Atlanta Business Chronicle
Legislation setting a legal framework for autonomous vehicles to hit the highways in Georgia is just a step away from final passage.
The Georgia House of Representatives passed a House substitute to Senate Bill 219 Friday 151-17. Since the measure’s Senate supporters were at the table when the House substitute was crafted, senators simply need to agree to it to send that final version to Gov. Nathan Deal for his signature.
The bill exempts self-driving vehicles from the licensing requirements that apply under state law to human drivers. However, in light of the still-developing technology involved in putting autonomous vehicles on public highways, the legislation also mandates more expensive insurance requirements for driverless vehicles than the minimum liability insurance premiums required of traditional autos.
“This bill creates a legal structure that makes it very clear where legal responsibility lies if something goes wrong,” said Rep.

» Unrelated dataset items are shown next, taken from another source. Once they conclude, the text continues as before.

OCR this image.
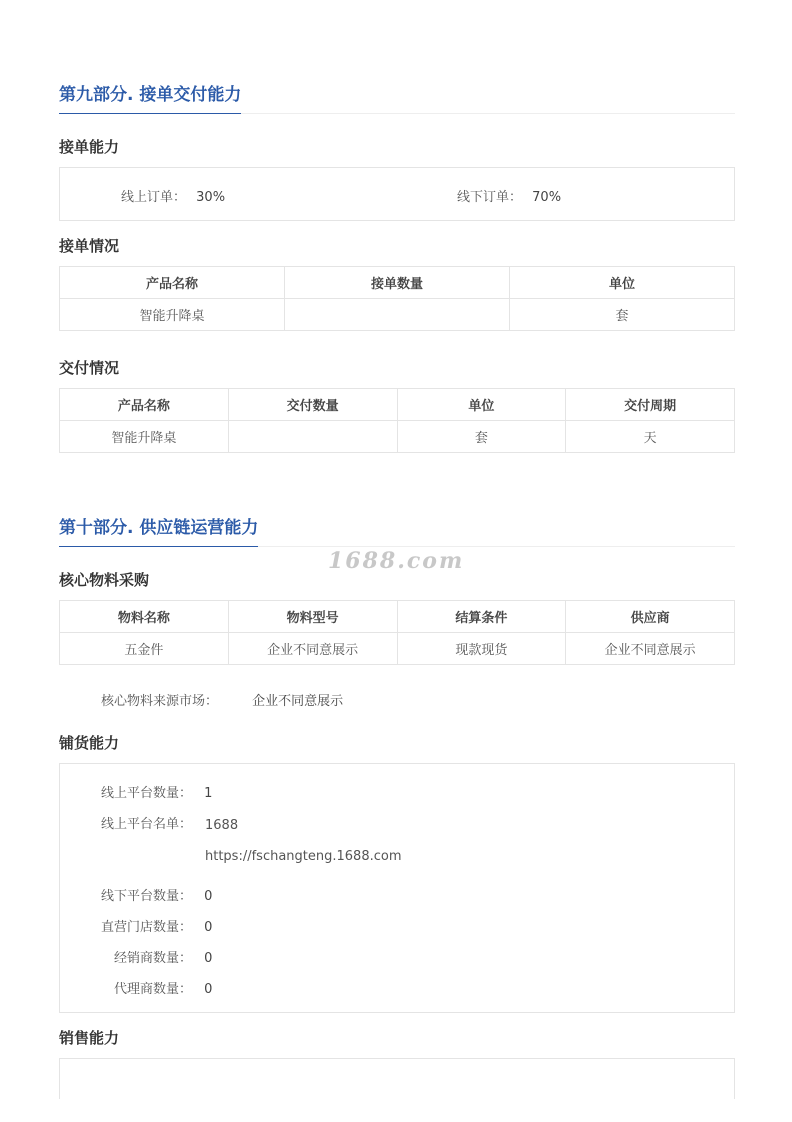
第九部分. 接单交付能力
接单能力
线上订单： 30%	线下订单： 70%
接单情况
产品名称	接单数量	单位
智能升降桌		套
交付情况
产品名称	交付数量	单位	交付周期
智能升降桌		套	天
第十部分. 供应链运营能力
1688.com
核心物料采购
物料名称	物料型号	结算条件	供应商
五金件	企业不同意展示	现款现货	企业不同意展示
核心物料来源市场：	企业不同意展示
铺货能力
线上平台数量： 1
线上平台名单： 1688
https://fschangteng.1688.com
线下平台数量： 0
直营门店数量： 0
经销商数量： 0
代理商数量： 0
销售能力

Ed Setzler, R-Acworth, chairman of the House Science and Technology Committee and one of the bill’s co-sponsors.
The legislation met some resistance from lawmakers who don’t trust driverless vehicle technology.
“Whenever you operate a machine, there has to be an operator to make sure it doesn’t do what you don’t want it to,” said Rep. Dave Belton, R-Buckhead.
But Rep. Trey Kelley, R-Cedartown, the bill’s chief sponsor, said driverless cars are safer than vehicles driven by people increasingly distracted by cellphones.
“I’m convinced the technology has sufficient safeguards in place,” he said. “This technology will help reduce traffic deaths in Georgia.”
Belton also argued driverless vehicles would take jobs from 3.5 million Americans in the trucking industry.
But Rep. Kevin Tanner, R-Dawsonville, chairman of the House Transportation Committee, said Georgia can’t afford to be left behind by other states in taking advantage of the job-creating potential represented by autonomous vehicles.
“Florida, Michigan, California and so many other states have already passed laws allowing this technology,” he said. “This is the future. The future is today.”